On Thursday, shortly before his arrest, López published a call to Havana residents to protest on the anniversary of the founding of the Republic of Cuba.

“A decisive moment is nearing, soon it will be dawn and I will demand my rights and those of the people,” López wrote. “I am being threatened with court action and later prison if I go out to the street responding to the call to [go to] the malecón made by Fueneteovejuna,” he said, using a term he defined as code for the general public.

20 DE MAYO 05 DE LA MADRUGADA. SE acerca un Momento decisivo, pronto amanecerá y voy a reclamar mis derechos y los del…

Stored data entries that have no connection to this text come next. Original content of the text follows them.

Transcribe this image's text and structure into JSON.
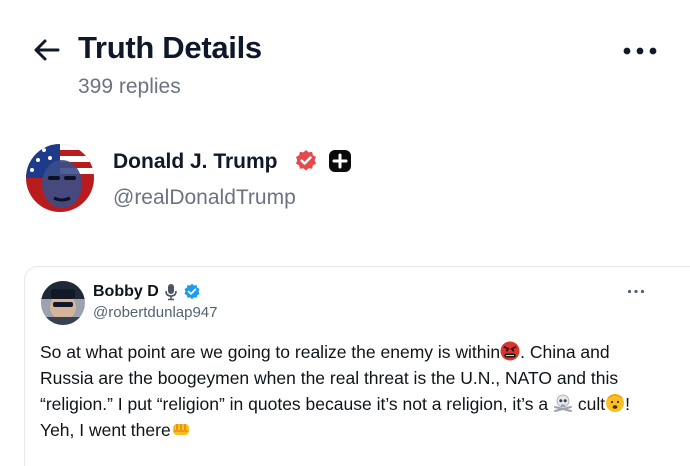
{
  "header": {
    "title": "Truth Details",
    "replies": "399 replies",
    "back_icon": "arrow-left-icon",
    "more_icon": "more-horizontal-icon"
  },
  "author": {
    "name": "Donald J. Trump",
    "handle": "@realDonaldTrump",
    "verified_color": "#e5484d",
    "plus_badge_color": "#0b0b0b"
  },
  "quoted_post": {
    "name": "Bobby D",
    "handle": "@robertdunlap947",
    "verified_color": "#1d9bf0",
    "text_part1": "So at what point are we going to realize the enemy is within",
    "text_part2": ". China and Russia are the boogeymen when the real threat is the U.N., NATO and this “religion.” I put “religion” in quotes because it’s not a religion, it’s a ",
    "text_part3": " cult",
    "text_part4": "! Yeh, I went there"
  }
}
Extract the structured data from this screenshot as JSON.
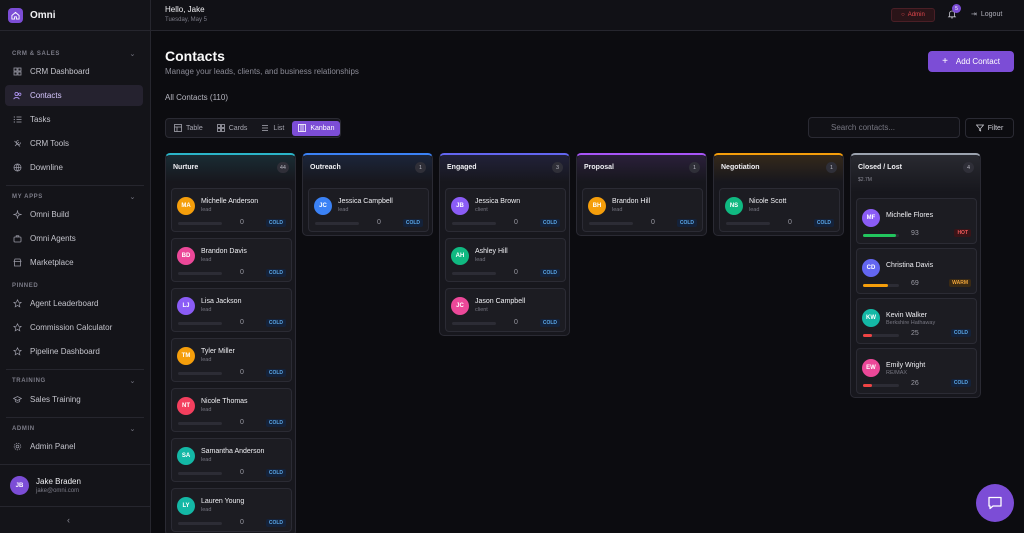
{
  "brand": {
    "name": "Omni"
  },
  "sidebar": {
    "sections": [
      {
        "title": "CRM & SALES"
      },
      {
        "title": "MY APPS"
      },
      {
        "title": "PINNED"
      },
      {
        "title": "TRAINING"
      },
      {
        "title": "ADMIN"
      }
    ],
    "items": [
      {
        "label": "CRM Dashboard",
        "icon": "grid-icon"
      },
      {
        "label": "Contacts",
        "icon": "users-icon",
        "active": true
      },
      {
        "label": "Tasks",
        "icon": "tasks-icon"
      },
      {
        "label": "CRM Tools",
        "icon": "tools-icon"
      },
      {
        "label": "Downline",
        "icon": "downline-icon"
      },
      {
        "label": "Omni Build",
        "icon": "sparkles-icon"
      },
      {
        "label": "Omni Agents",
        "icon": "briefcase-icon"
      },
      {
        "label": "Marketplace",
        "icon": "store-icon"
      },
      {
        "label": "Agent Leaderboard",
        "icon": "star-icon"
      },
      {
        "label": "Commission Calculator",
        "icon": "star-icon"
      },
      {
        "label": "Pipeline Dashboard",
        "icon": "star-icon"
      },
      {
        "label": "Sales Training",
        "icon": "graduation-icon"
      },
      {
        "label": "Admin Panel",
        "icon": "gear-icon"
      }
    ],
    "user": {
      "initials": "JB",
      "name": "Jake Braden",
      "email": "jake@omni.com"
    }
  },
  "topbar": {
    "greeting": "Hello, Jake",
    "date": "Tuesday, May 5",
    "admin_label": "Admin",
    "notif_count": "5",
    "logout_label": "Logout"
  },
  "page": {
    "title": "Contacts",
    "subtitle": "Manage your leads, clients, and business relationships",
    "add_label": "Add Contact",
    "count_label": "All Contacts (110)",
    "views": [
      {
        "label": "Table"
      },
      {
        "label": "Cards"
      },
      {
        "label": "List"
      },
      {
        "label": "Kanban",
        "active": true
      }
    ],
    "search_placeholder": "Search contacts...",
    "filter_label": "Filter"
  },
  "colors": {
    "accent": "#7c4dd6",
    "nurture": "#2bb5c9",
    "outreach": "#3b82f6",
    "engaged": "#6366f1",
    "proposal": "#a855f7",
    "negotiation": "#f59e0b",
    "closed": "#9ca3af"
  },
  "columns": [
    {
      "name": "Nurture",
      "count": "44",
      "cards": [
        {
          "initials": "MA",
          "name": "Michelle Anderson",
          "status": "lead",
          "score": "0",
          "tag": "COLD",
          "color": "#f59e0b"
        },
        {
          "initials": "BD",
          "name": "Brandon Davis",
          "status": "lead",
          "score": "0",
          "tag": "COLD",
          "color": "#ec4899"
        },
        {
          "initials": "LJ",
          "name": "Lisa Jackson",
          "status": "lead",
          "score": "0",
          "tag": "COLD",
          "color": "#8b5cf6"
        },
        {
          "initials": "TM",
          "name": "Tyler Miller",
          "status": "lead",
          "score": "0",
          "tag": "COLD",
          "color": "#f59e0b"
        },
        {
          "initials": "NT",
          "name": "Nicole Thomas",
          "status": "lead",
          "score": "0",
          "tag": "COLD",
          "color": "#f43f5e"
        },
        {
          "initials": "SA",
          "name": "Samantha Anderson",
          "status": "lead",
          "score": "0",
          "tag": "COLD",
          "color": "#14b8a6"
        },
        {
          "initials": "LY",
          "name": "Lauren Young",
          "status": "lead",
          "score": "0",
          "tag": "COLD",
          "color": "#14b8a6"
        }
      ]
    },
    {
      "name": "Outreach",
      "count": "1",
      "cards": [
        {
          "initials": "JC",
          "name": "Jessica Campbell",
          "status": "lead",
          "score": "0",
          "tag": "COLD",
          "color": "#3b82f6"
        }
      ]
    },
    {
      "name": "Engaged",
      "count": "3",
      "cards": [
        {
          "initials": "JB",
          "name": "Jessica Brown",
          "status": "client",
          "score": "0",
          "tag": "COLD",
          "color": "#8b5cf6"
        },
        {
          "initials": "AH",
          "name": "Ashley Hill",
          "status": "lead",
          "score": "0",
          "tag": "COLD",
          "color": "#10b981"
        },
        {
          "initials": "JC",
          "name": "Jason Campbell",
          "status": "client",
          "score": "0",
          "tag": "COLD",
          "color": "#ec4899"
        }
      ]
    },
    {
      "name": "Proposal",
      "count": "1",
      "cards": [
        {
          "initials": "BH",
          "name": "Brandon Hill",
          "status": "lead",
          "score": "0",
          "tag": "COLD",
          "color": "#f59e0b"
        }
      ]
    },
    {
      "name": "Negotiation",
      "count": "1",
      "cards": [
        {
          "initials": "NS",
          "name": "Nicole Scott",
          "status": "lead",
          "score": "0",
          "tag": "COLD",
          "color": "#10b981"
        }
      ]
    },
    {
      "name": "Closed / Lost",
      "count": "4",
      "sub": "$2.7M",
      "cards": [
        {
          "initials": "MF",
          "name": "Michelle Flores",
          "status": "",
          "score": "93",
          "progress": 0.93,
          "tag": "HOT",
          "color": "#8b5cf6",
          "bar_color": "#22c55e"
        },
        {
          "initials": "CD",
          "name": "Christina Davis",
          "status": "",
          "score": "69",
          "progress": 0.69,
          "tag": "WARM",
          "color": "#6366f1",
          "bar_color": "#f59e0b"
        },
        {
          "initials": "KW",
          "name": "Kevin Walker",
          "status": "Berkshire Hathaway",
          "score": "25",
          "progress": 0.25,
          "tag": "COLD",
          "color": "#14b8a6",
          "bar_color": "#ef4444"
        },
        {
          "initials": "EW",
          "name": "Emily Wright",
          "status": "RE/MAX",
          "score": "26",
          "progress": 0.26,
          "tag": "COLD",
          "color": "#ec4899",
          "bar_color": "#ef4444"
        }
      ]
    }
  ]
}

Posted by Agustin Valentin Lopez on Friday, May 20, 2022

Friday’s 14 y Medio report noted that journalists on the island were struggling to organize and publish reports on the repression as the government appeared to have cut off their internet access.

López is a longtime freedom activist and frequent arrestee.

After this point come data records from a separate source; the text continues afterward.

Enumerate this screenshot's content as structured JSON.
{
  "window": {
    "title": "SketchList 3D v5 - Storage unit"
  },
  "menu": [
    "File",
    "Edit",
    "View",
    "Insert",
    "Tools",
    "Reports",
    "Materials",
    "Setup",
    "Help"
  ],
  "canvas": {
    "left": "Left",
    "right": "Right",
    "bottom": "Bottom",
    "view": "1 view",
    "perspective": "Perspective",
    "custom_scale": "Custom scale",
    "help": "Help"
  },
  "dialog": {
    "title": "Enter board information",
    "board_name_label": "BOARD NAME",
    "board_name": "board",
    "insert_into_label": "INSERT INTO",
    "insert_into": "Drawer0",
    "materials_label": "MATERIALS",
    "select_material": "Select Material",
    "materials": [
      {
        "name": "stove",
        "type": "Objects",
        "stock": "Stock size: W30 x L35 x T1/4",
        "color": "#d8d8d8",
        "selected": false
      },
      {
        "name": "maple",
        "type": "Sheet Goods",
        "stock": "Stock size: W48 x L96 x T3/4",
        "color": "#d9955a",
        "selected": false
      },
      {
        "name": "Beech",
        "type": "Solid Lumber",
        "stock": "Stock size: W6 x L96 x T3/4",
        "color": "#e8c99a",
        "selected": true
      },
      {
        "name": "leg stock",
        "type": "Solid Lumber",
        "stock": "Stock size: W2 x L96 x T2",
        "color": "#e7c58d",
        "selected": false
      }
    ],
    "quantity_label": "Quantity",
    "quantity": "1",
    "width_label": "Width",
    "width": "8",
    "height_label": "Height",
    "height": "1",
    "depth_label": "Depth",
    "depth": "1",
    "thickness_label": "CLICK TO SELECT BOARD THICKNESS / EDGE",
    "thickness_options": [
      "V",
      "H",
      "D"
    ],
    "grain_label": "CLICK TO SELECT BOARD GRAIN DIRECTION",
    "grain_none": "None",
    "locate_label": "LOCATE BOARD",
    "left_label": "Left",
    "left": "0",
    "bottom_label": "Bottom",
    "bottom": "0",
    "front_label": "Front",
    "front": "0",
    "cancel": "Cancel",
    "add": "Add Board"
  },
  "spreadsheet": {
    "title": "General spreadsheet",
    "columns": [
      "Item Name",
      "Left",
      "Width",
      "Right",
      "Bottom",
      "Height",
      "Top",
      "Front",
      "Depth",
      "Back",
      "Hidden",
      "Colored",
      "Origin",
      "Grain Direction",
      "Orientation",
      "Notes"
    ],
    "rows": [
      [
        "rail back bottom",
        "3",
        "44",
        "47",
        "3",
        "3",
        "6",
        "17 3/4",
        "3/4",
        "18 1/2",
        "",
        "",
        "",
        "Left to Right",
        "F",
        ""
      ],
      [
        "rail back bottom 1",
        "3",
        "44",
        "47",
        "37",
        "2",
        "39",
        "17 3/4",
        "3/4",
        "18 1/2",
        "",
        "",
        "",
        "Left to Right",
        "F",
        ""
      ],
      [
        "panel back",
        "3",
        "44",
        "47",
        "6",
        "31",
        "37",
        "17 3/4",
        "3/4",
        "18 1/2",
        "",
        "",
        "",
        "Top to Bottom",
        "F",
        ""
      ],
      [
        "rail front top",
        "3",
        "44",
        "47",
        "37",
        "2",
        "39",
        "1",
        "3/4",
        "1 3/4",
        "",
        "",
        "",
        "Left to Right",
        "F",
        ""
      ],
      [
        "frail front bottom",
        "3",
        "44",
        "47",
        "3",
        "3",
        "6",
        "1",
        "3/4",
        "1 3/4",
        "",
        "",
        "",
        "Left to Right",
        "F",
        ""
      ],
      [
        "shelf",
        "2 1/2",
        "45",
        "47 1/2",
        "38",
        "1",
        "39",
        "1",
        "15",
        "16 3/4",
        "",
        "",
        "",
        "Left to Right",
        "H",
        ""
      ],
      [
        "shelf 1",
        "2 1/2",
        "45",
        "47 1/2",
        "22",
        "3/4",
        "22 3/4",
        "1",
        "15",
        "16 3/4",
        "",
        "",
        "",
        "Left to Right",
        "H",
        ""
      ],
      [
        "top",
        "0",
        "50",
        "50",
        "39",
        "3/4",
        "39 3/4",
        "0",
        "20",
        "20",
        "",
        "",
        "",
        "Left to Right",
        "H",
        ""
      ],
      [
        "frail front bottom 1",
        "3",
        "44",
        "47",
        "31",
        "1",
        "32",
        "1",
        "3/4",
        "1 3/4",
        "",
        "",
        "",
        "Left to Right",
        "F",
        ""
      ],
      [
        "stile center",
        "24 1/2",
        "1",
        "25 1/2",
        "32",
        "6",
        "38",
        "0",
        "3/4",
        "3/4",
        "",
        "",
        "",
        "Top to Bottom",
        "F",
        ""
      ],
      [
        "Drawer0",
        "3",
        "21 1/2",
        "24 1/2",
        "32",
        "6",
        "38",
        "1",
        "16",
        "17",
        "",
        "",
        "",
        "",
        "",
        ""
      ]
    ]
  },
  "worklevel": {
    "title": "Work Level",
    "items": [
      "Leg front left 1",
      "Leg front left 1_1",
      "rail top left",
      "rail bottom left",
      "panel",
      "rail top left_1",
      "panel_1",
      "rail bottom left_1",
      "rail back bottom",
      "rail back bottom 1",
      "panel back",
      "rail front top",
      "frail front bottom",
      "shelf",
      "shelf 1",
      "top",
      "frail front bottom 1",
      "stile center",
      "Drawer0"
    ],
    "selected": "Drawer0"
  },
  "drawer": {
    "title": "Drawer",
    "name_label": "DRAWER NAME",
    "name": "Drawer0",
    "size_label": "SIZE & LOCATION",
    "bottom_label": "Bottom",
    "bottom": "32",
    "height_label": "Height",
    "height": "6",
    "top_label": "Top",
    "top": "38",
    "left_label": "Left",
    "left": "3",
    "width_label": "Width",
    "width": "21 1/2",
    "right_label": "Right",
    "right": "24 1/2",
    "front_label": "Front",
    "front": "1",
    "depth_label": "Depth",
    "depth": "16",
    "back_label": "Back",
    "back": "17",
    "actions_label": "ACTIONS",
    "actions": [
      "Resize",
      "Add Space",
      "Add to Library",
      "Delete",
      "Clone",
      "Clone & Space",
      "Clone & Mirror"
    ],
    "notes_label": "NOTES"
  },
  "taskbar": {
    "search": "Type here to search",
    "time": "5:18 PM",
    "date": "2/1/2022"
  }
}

He is the brother of late protester Ada María López Canino, a member of the Ladies in White dissident group. The Ladies in White is a Christian organization consisting of the mothers, daughters, sisters, and wives of political prisoners, whose sole act of protest is to march to Catholic Mass every Sunday dressed in white and carrying the photos of their imprisoned loved ones. Their leader, Berta Soler, and many members face weekly violent police attacks and arrests, typically resulting in no charges so police can once again arrest them the week after.

The Castro regime launched a campaign on Friday to condemn all who celebrate Cuban Independence Day, including multiple front-page pieces in Granma, the official newspaper of the Cuban Communist Party, referring to those who observe the founding of the nation as traitors and supporters of American “military occupation.” Puppet dictator Miguel Díaz-Canel, referred to as “president” but with no power independent of the Castro family, used the opportunity on Friday to condemn Cubans celebrating their independence.

“Only annexationists can celebrate May 20,” Díaz-Canel, a figurehead of what is now effectively a Chinese and Russian colony, wrote on Twitter. “Flying our flag without the other one [presumably, the American flag] by its side, in 1902, was an act of symbolic independence. The sovereignty of the Republic was taken hostage by the empire [America] until 1959.”

 

Attempts to browbeat, torture, and persecute Cubans into silence following the July 11 protests have largely failed. In one of the most brazen acts of protest since, this week, residents of Guisa, in what pre-1959 was Oriente province, attacked a local store run by the Cuban Export-Import Corporation (CIMEX) and the offices of the Cuba Telecommunications Corporation (ETECSA) during a blackout on Wednesday. Guisa has been among the most affected areas in eastern Cuba by rolling blackouts, caused by the communist regime failing to properly administer or maintain the power grid. Reports indicate that locals hurled rocks at the targeted sites, leaving their windows visibly broken. The regime confirmed that the stoning occurred and organized an “act of Revolutionary reaffirmation” – a mandatory mob scene where communists wave flags and harass suspected dissidents – in the town.